Wer unseren Testbericht vom Air Force All-in-One 460 gelesen hat, dem wird dies alles bekannt vorkommen. Und so ist es auch. Der Air Force Flex ist dem Air Force All-in-One sehr ähnlich. Er ist hochwertig verarbeitet, saugt genauso tadellos, hat die gleiche Lade- und Akkulaufzeit, der Staubbehälter hat immer noch ein Fassungsvermögen von 0,4 Litern. Entsprechend identisch und einfach gestaltet sich auch die Entleerung sowie die Reinigung.

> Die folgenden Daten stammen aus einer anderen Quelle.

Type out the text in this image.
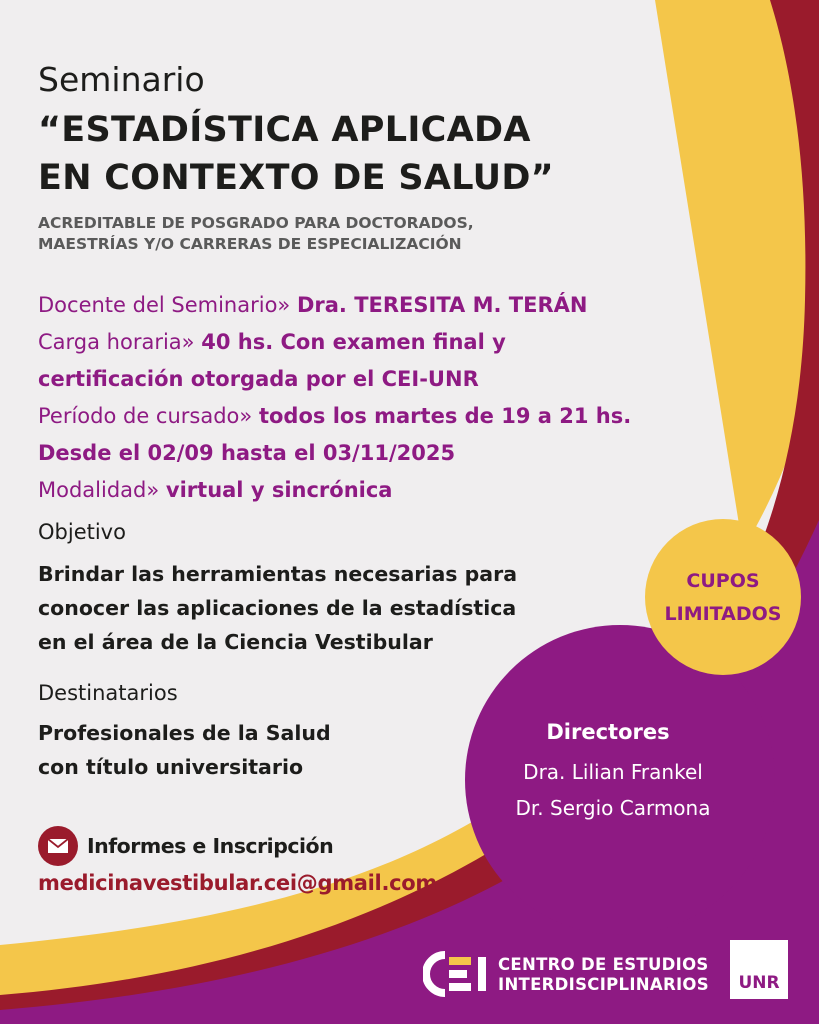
Seminario
“ESTADÍSTICA APLICADA
EN CONTEXTO DE SALUD”
ACREDITABLE DE POSGRADO PARA DOCTORADOS,
MAESTRÍAS Y/O CARRERAS DE ESPECIALIZACIÓN
Docente del Seminario» Dra. TERESITA M. TERÁN
Carga horaria» 40 hs. Con examen final y
certificación otorgada por el CEI-UNR
Período de cursado» todos los martes de 19 a 21 hs.
Desde el 02/09 hasta el 03/11/2025
Modalidad» virtual y sincrónica
Objetivo
Brindar las herramientas necesarias para
conocer las aplicaciones de la estadística
en el área de la Ciencia Vestibular
Destinatarios
Profesionales de la Salud
con título universitario
Informes e Inscripción
medicinavestibular.cei@gmail.com
CUPOS
LIMITADOS
Directores
Dra. Lilian Frankel
Dr. Sergio Carmona
CENTRO DE ESTUDIOS
INTERDISCIPLINARIOS UNR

Es gibt jedoch drei Unterschiede, die den Air Force Flex besonders machen (im Vergleich zum All-in-One):

1. Das Flex-Rohr:

Kurz den Schalter betätigen und das Rohr knickt ein.
Foto: RS

Der wohl wichtigste Unterschied ist das knickbare Rohr. Ein kurzer Klick auf einen Schalter am Rohr reicht und das Rohr knickt so ein, dass man bequem unter Möbeln saugen kann, ohne sich bücken oder verrenken zu müssen. Zieht man den Staubsauger nach oben, rastet das Rohr von selbst wieder ein.

 

2. Der Farbton:

Der Air Force Flex in der Farbe Orange-Weiß.
Foto: RS

Unser Modell besitzt einen helleren Farbton, nämlich Orange-Weiß. Dadurch fällt der Staubsauger mehr auf und wirkt freundlicher. Passend zur hellen Farbe ist der Staubbehälter diesmal komplett durchsichtig. So kann man bereits während des Saugens beobachten, wie sich der Schmutz im Behälter sammelt.

3. Die Lautstärke:
Wir fanden bereits den All-in-One in der Lautstärke angenehm. Beim Air Force Flex wurde die Lautstärke nochmals reduziert, zumindest klingt es für uns so.

4. Das Bürstenzubehör:

Durch das vielseitige Bürstenzubehör kann der Staubsauger auf unterschiedlichen Oberflächen eingesetzt werden.
Foto: RS

Auch der Air Force Flex wird wieder mit vielseitigem Zubehör ausgeliefert. Genau wie beim Vorgängermodell erhält man eine Universal-Bodendüse mit LED-Beleuchtung, eine motorisierte Mini-Düse (für Tierhaar), eine Sofa- und Fugendüse sowie zwei Standardbürsten. Neu im Paket ist die Möbelkantenbürste, damit man beispielsweise auch auf hohen Schränken saugen kann. Dafür gibt es keine Deltadüse (dreieckige Bürste für die Ecken), keine lange Düse und keine Textil-, Intensiv- und Sensitivbürste.

Unser Fazit:

Der neue Akku-Sauger von Rowenta, der Air Force Flex 560, hat uns überzeugt. Er funktioniert im Prinzip genauso wie der Air Force All-in-One 460. Der Schmutz wird zügig und gründlich auf unterschiedlichen Oberflächen aufgesaugt. Er lässt sich schnell als Handstaubsauger benutzen und genauso einfach wird er ein Bodensauger. Allerdings finden wir den Air Force Flex farblich schöner, in der Lautstärke angenehmer und vor allem in der Handhabung komfortabler. Denn durch das knickbare Rohr gelangt man viel leichter unter die Möbel, ohne sich verbiegen zu müssen. Das alles hat natürlich seinen Preis: Im Handel ist der Air Force Flex für rund 329 Euro erhältlich. Der Air Force All-in-One kostet mittlerweile rund 279 Euro. Letztendlich kommt es darauf an, wo man den Akku-Sauger überwiegend einsetzt. Wer viel und bequem unter Möbeln saugen möchte, für den ist der Flex eine Erleichterung. Wer einen Akku-Sauger nur für das Staubsaugen im Auto oder die schnelle Krümelbeseitigung auf dem Sofa benötigt, kann auch mit dem Vorgängermodell glücklich werden.